ARMY OF SHADOWS
4:35
Thursday, May 11
Directed by Jean-Pierre Melville
Starring Lino Ventura
(1969) Lino Ventura, aided by compatriots including maîtresse of disguise Simone Signoret, goes underground in face of the German Occupation. Not released here till 2006, it won the New York Film Critics award for Best Foreign Film that year. DCP restoration. Approx. 145 min.
Reviews
“The first and most beautiful cinematographic example of Gaullist art.”
– Jean-Louis Comolli
“Consistently frames the resistance against fascism as an act of conscience, far from stainless, and yet inevitable. Shadows, not heroes, are the protagonists of a film that never exalts them—predestined interpreters they are of a fate they did not choose. There is no victory waiting for them, only fatigue, loneliness and affliction.”
– Mubi
“A MASTERPIECE. Goes beyond noir pastiche to tell a wrenching story. It now feels like the movie Melville had spent his whole life preparing to make. [Melville’s] most deeply felt work.”
– John Powers, Vogue
“GRIM, KINETIC… A superb cinematic example of anti-heroic World War II revisionism. A movie definitive in both substance and attitude, suffused with Melville’s wartime experience and the singular noble outlaw sensibility that it produced in him.”

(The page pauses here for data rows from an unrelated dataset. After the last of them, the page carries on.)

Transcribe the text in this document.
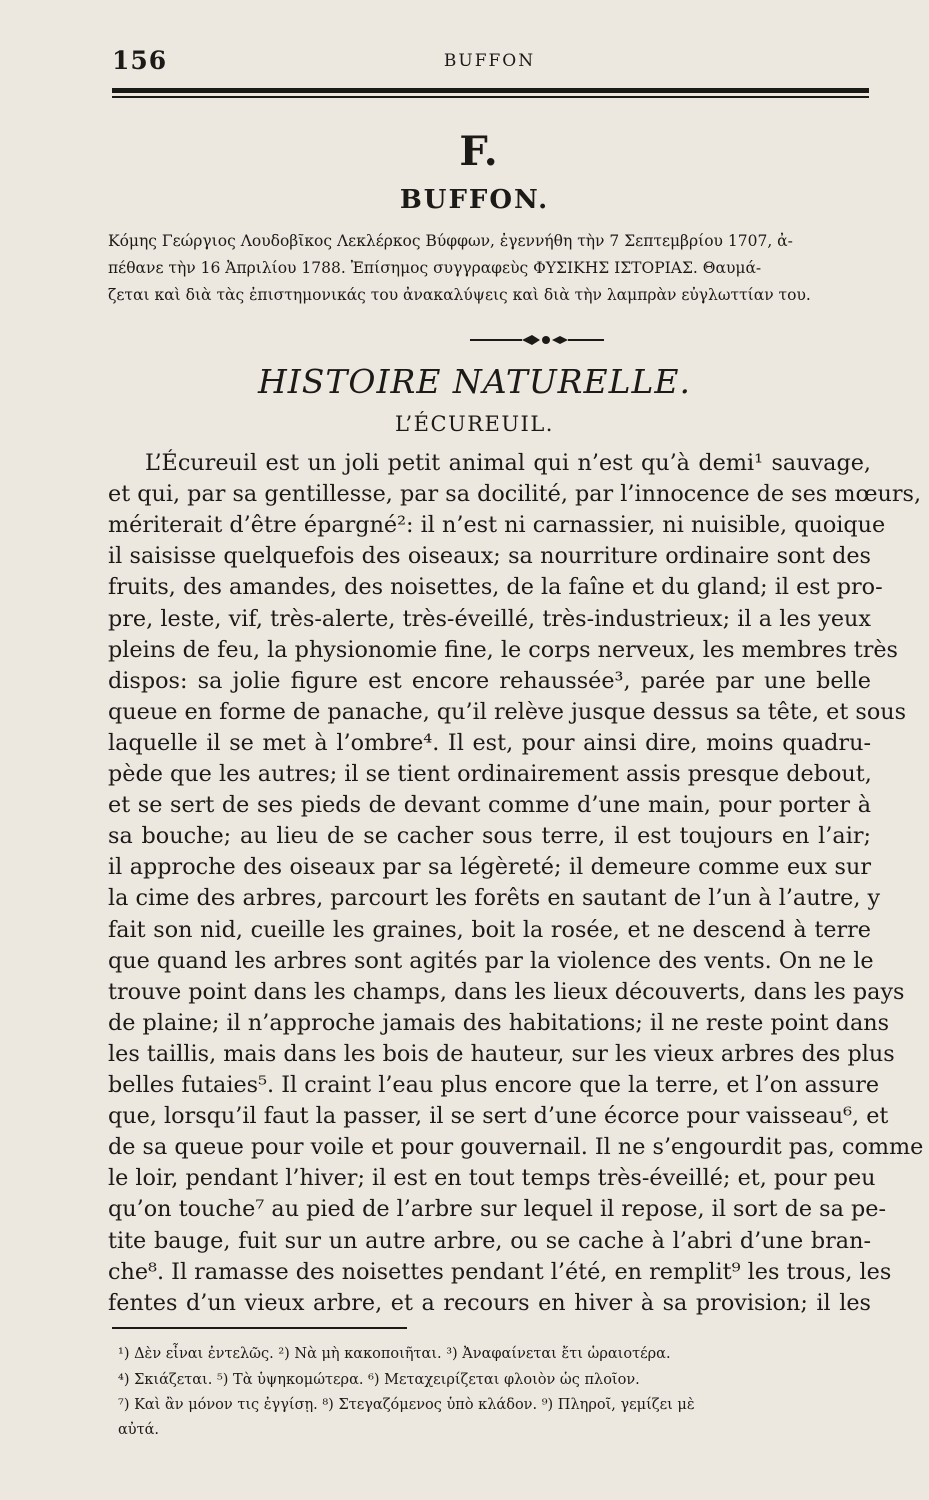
156	BUFFON
F.
BUFFON.
Κόμης Γεώργιος Λουδοβῖκος Λεκλέρκος Βύφφων, ἐγεννήθη τὴν 7 Σεπτεμβρίου 1707, ἀ-
πέθανε τὴν 16 Ἀπριλίου 1788. Ἐπίσημος συγγραφεὺς ΦΥΣΙΚΗΣ ΙΣΤΟΡΙΑΣ. Θαυμά-
ζεται καὶ διὰ τὰς ἐπιστημονικάς του ἀνακαλύψεις καὶ διὰ τὴν λαμπρὰν εὐγλωττίαν του.
HISTOIRE NATURELLE.
L’ÉCUREUIL.
L’Écureuil est un joli petit animal qui n’est qu’à demi¹ sauvage,
et qui, par sa gentillesse, par sa docilité, par l’innocence de ses mœurs,
mériterait d’être épargné²: il n’est ni carnassier, ni nuisible, quoique
il saisisse quelquefois des oiseaux; sa nourriture ordinaire sont des
fruits, des amandes, des noisettes, de la faîne et du gland; il est pro-
pre, leste, vif, très-alerte, très-éveillé, très-industrieux; il a les yeux
pleins de feu, la physionomie fine, le corps nerveux, les membres très
dispos: sa jolie figure est encore rehaussée³, parée par une belle
queue en forme de panache, qu’il relève jusque dessus sa tête, et sous
laquelle il se met à l’ombre⁴. Il est, pour ainsi dire, moins quadru-
pède que les autres; il se tient ordinairement assis presque debout,
et se sert de ses pieds de devant comme d’une main, pour porter à
sa bouche; au lieu de se cacher sous terre, il est toujours en l’air;
il approche des oiseaux par sa légèreté; il demeure comme eux sur
la cime des arbres, parcourt les forêts en sautant de l’un à l’autre, y
fait son nid, cueille les graines, boit la rosée, et ne descend à terre
que quand les arbres sont agités par la violence des vents. On ne le
trouve point dans les champs, dans les lieux découverts, dans les pays
de plaine; il n’approche jamais des habitations; il ne reste point dans
les taillis, mais dans les bois de hauteur, sur les vieux arbres des plus
belles futaies⁵. Il craint l’eau plus encore que la terre, et l’on assure
que, lorsqu’il faut la passer, il se sert d’une écorce pour vaisseau⁶, et
de sa queue pour voile et pour gouvernail. Il ne s’engourdit pas, comme
le loir, pendant l’hiver; il est en tout temps très-éveillé; et, pour peu
qu’on touche⁷ au pied de l’arbre sur lequel il repose, il sort de sa pe-
tite bauge, fuit sur un autre arbre, ou se cache à l’abri d’une bran-
che⁸. Il ramasse des noisettes pendant l’été, en remplit⁹ les trous, les
fentes d’un vieux arbre, et a recours en hiver à sa provision; il les
¹) Δὲν εἶναι ἐντελῶς. ²) Νὰ μὴ κακοποιῆται. ³) Ἀναφαίνεται ἔτι ὡραιοτέρα.
⁴) Σκιάζεται. ⁵) Τὰ ὑψηκομώτερα. ⁶) Μεταχειρίζεται φλοιὸν ὡς πλοῖον.
⁷) Καὶ ἂν μόνον τις ἐγγίσῃ. ⁸) Στεγαζόμενος ὑπὸ κλάδον. ⁹) Πληροῖ, γεμίζει μὲ
αὐτά.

– Jonathan Stevenson, Brooklyn Magazine
“A rare work of art that thrills the senses and the mind… worthy of that overused superlative ‘masterpiece’.”
– Manohla Dargis, The New York Times
“Lovers of cinema should reach for their fedoras and sneak to this picture through a mist of rain. You are in the hands of a master.”
– Anthony Lane, The New Yorker
“Approaches its pulse-quickening tale of life in the underground in the same exacting way Melville rendered so many stories of life in the underworld. As with the ascetic criminals he couldn’t resist mythologizing, Melville sees the brave rebels as steely men of action (and women, hence the unforgettable Simone Signoret), operating outside the law and according to their own strict codes, never allowing emotion to cloud their judgment. The result is a brilliant and relentless thriller, painted in Melville’s trademark shades of charcoal and midnight blue, marked by daring escapes, unimaginable moments of self-sacrifice and unconscionable acts of betrayal. At its center rests the granite-featured Ventura, his final meeting with a once-trusted compatriot on a Paris street a chilling reminder that, in wartime, even mercy is brutal.”